XII

Eleanor still hadn’t returned home. Beanie couldn’t sleep and negotiations had led him back to bed in return for some patting and a ‘pretend’ story, by which Beanie meant an impromptu story created live by the storyteller as opposed to one read from a book. It could be told in total darkness which promoted sleep but it also required greater effort than mere narration from his father. That was the deal. Beanie was lying on his side in the dark while his father patted him though his blanket.

‘What about the story?’

‘Okay, once there was a little boy who had a bear and —’

‘No, not that one, the one about the jester, the king’s court jester.’

Maserov’s phone lit up. It was a text from Jessica that read, ‘That’s awful about Mr Torrent! Can you talk now?’

‘Not really,’ Maserov texted back. He didn’t want his son to see the text but he wasn’t quite sure why.

‘I don’t know one about a king and a jester.’

‘Yes, you do. The king was going to get rid of the jester but the jester said if he was given a year he would be able to make the king’s horse talk. Remember?’

‘Able to make the king’s horse talk?’

‘Yeah.’

‘Talk later?’ came another text from Jessica.

‘Yes. Will talk later,’ Maserov texted back as fast as he could. He tried to imagine how she would feel on reading his reply and winced at the apparent lack of priority he was according her but he really wasn’t sure he was going to be able to call her later. Nothing at all was within his control as far as he could see. He couldn’t remember the last time anything was. He wasn’t sure where he would be sleeping that night. He wasn’t sure where he wanted to be sleeping that night.

‘Oh yeah, that one. Once upon a time,’ Maserov began in a quiet soothing voice, ‘in the thirteenth century in a far-off land now called Turkey there lived a jester whose job it was to entertain the king.
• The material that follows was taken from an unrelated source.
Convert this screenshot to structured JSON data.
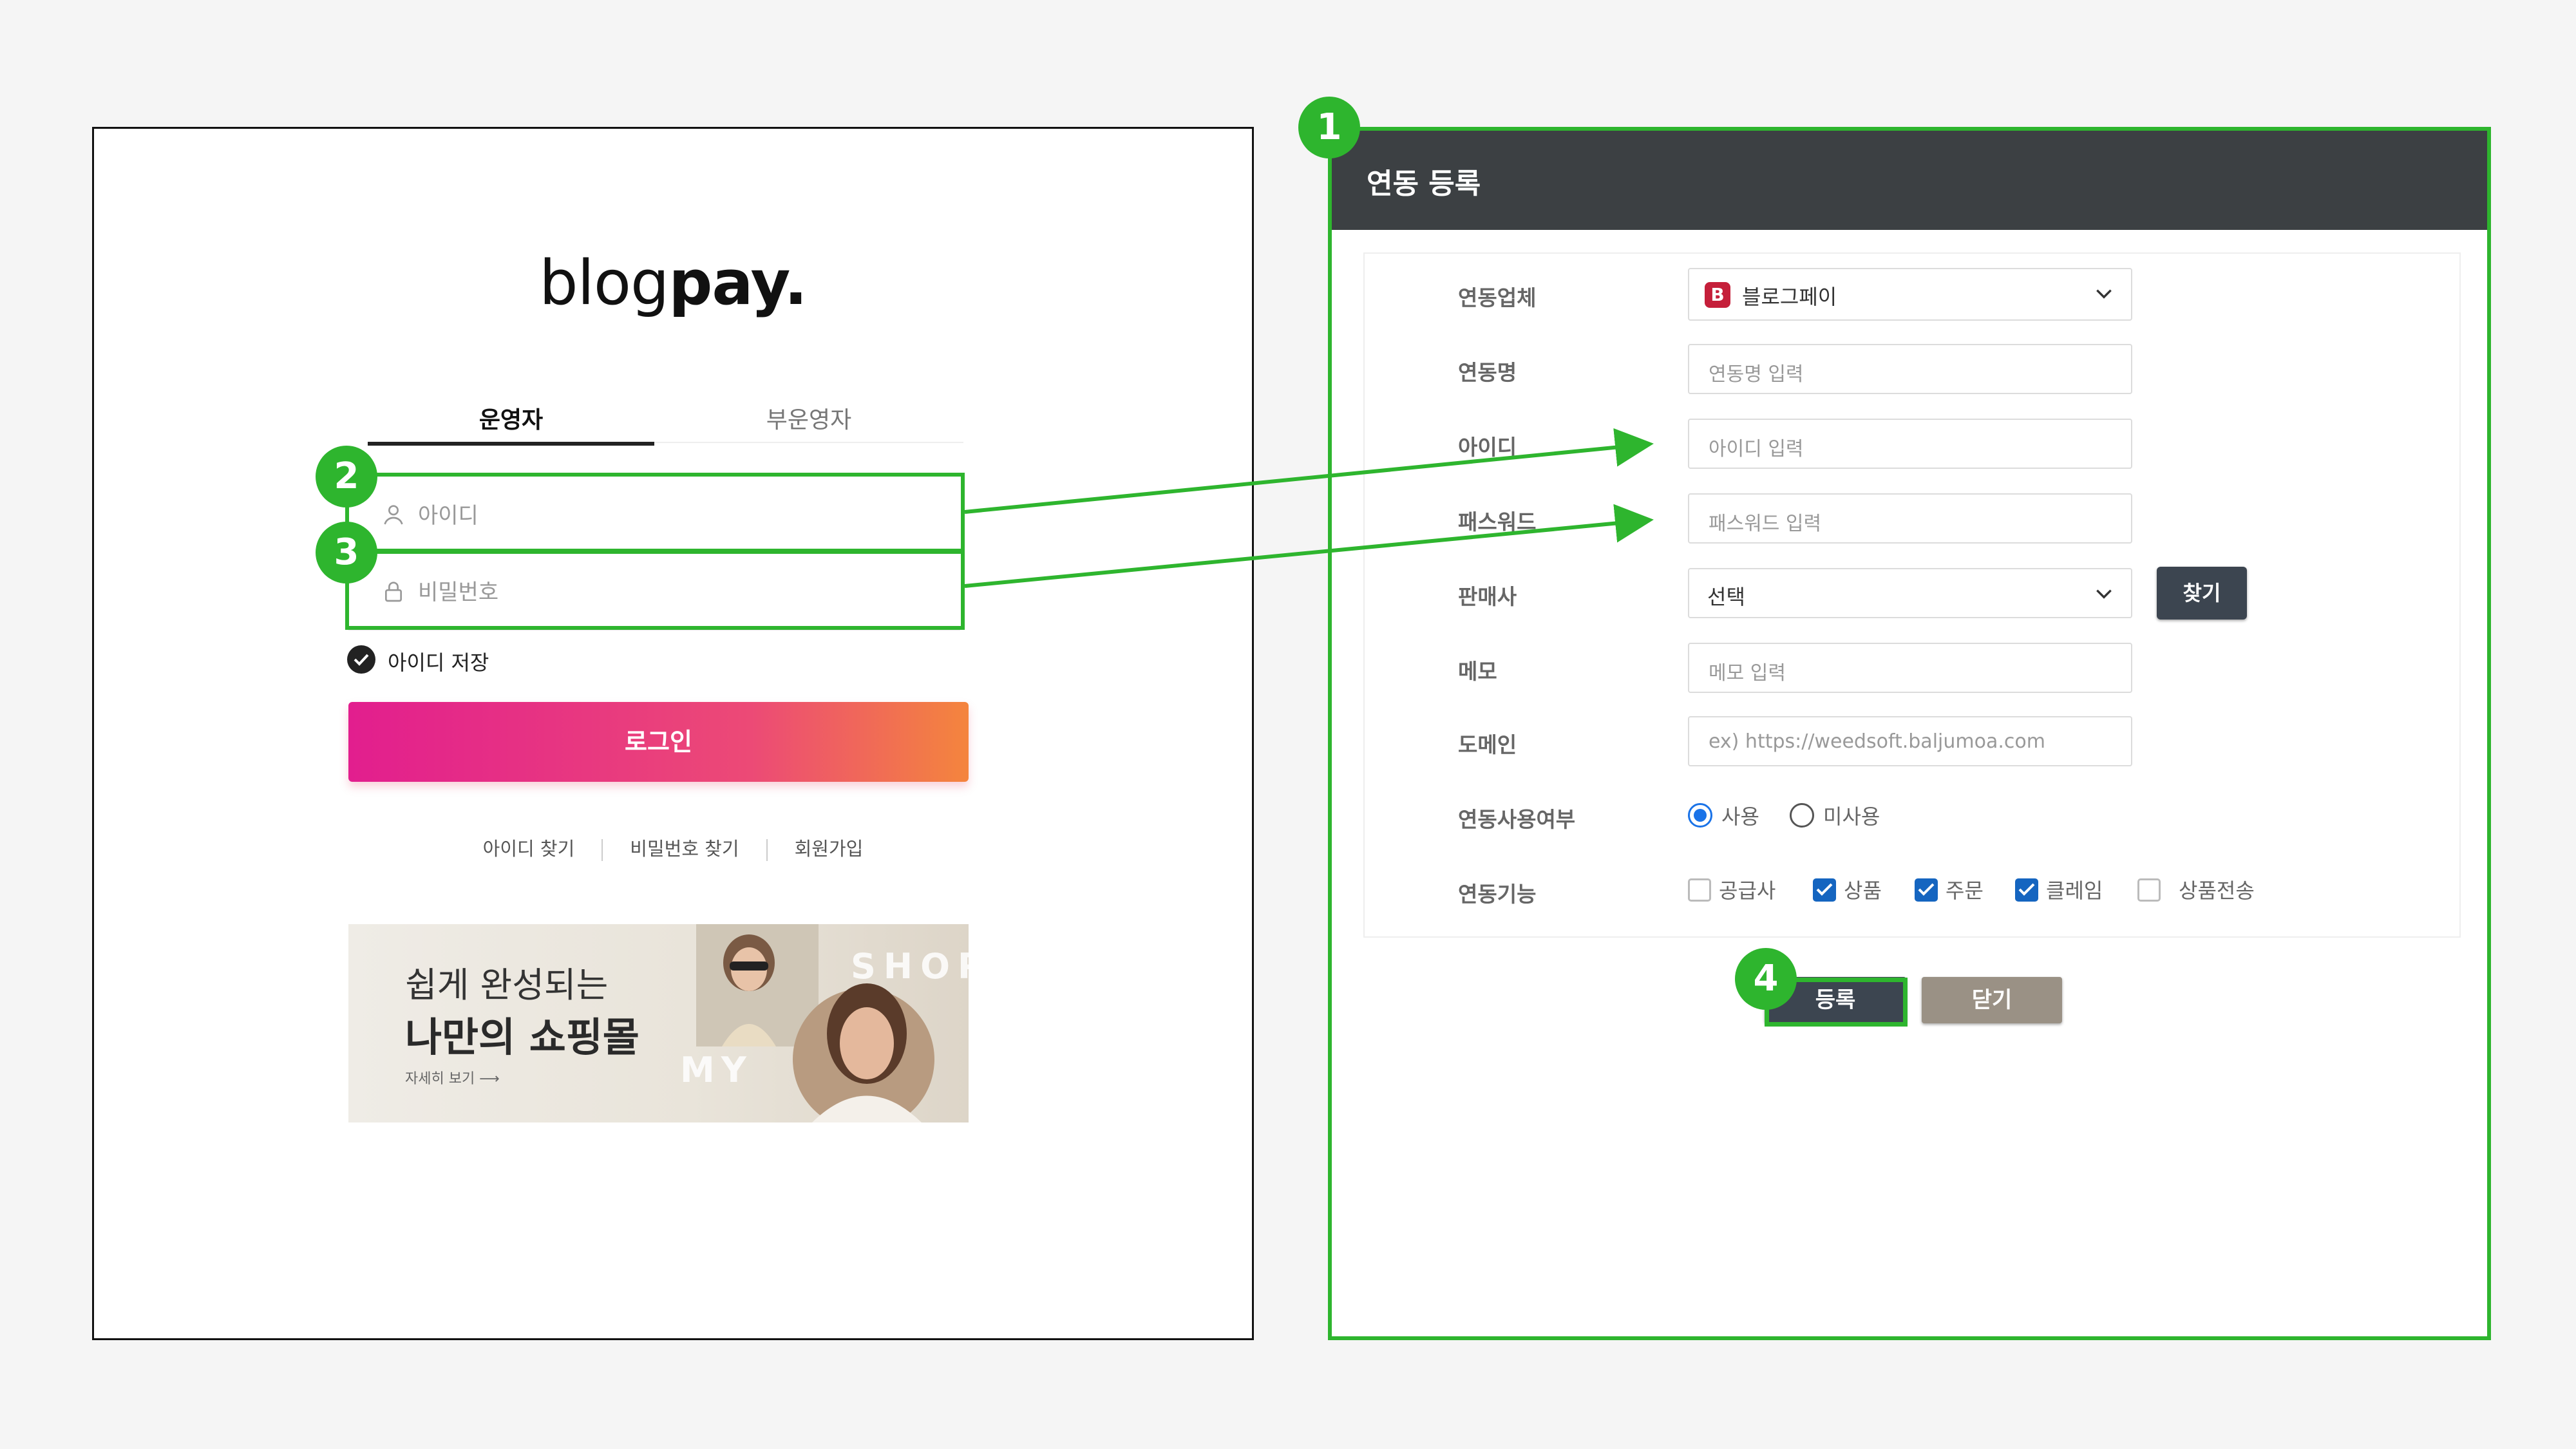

He’d gone to court jester school years earlier to learn how to be the best court jester he could be. He never wanted to be a partner and certainly not the partner responsible for all the Torrent Industries files. All he ever wanted was to be safe, a safe jester.’

Beanie was breathing heavily now in a rhythmic pattern that suggested he was close to sleep. He crept out of his son’s room as quietly as he could. Soon Eleanor would be home. Soon he would have to call Jessica or be ready to explain why he hadn’t. Which was it going to be? He didn’t know. Was that Eleanor’s car?

Now Maserov’s phone was ringing. It was Betga. But when Maserov answered there was no reply, as though Betga couldn’t hear him or simply wasn’t listening, and Maserov quickly surmised that Betga must have called him by mistake, a pocket-dial, the world’s fastest growing form of interpersonal non-communication. Maserov was about to hang up when he realised he could hear Betga talking to what must have been Malcolm Torrent’s nurse.

‘Can I tempt you, perhaps . . .?’

‘What do you have in mind?’ she asked. Maserov heard a loud but muffled whooshing sound as though rapid excited movement was taking place through material of some kind.

‘Oh, Jila mints! Thank you!’ came the woman’s voice, genuinely delighted.

It sounded as though Betga had poured at least two mints into the palm of the woman’s hand. Then nothing but breathing, Betga’s breathing, footsteps on a linoleum floor and the sound of a door squeaking, just slightly. The breathing got louder. Then Maserov heard Betga’s voice, a muffled whisper, but the words were clear and unambiguous.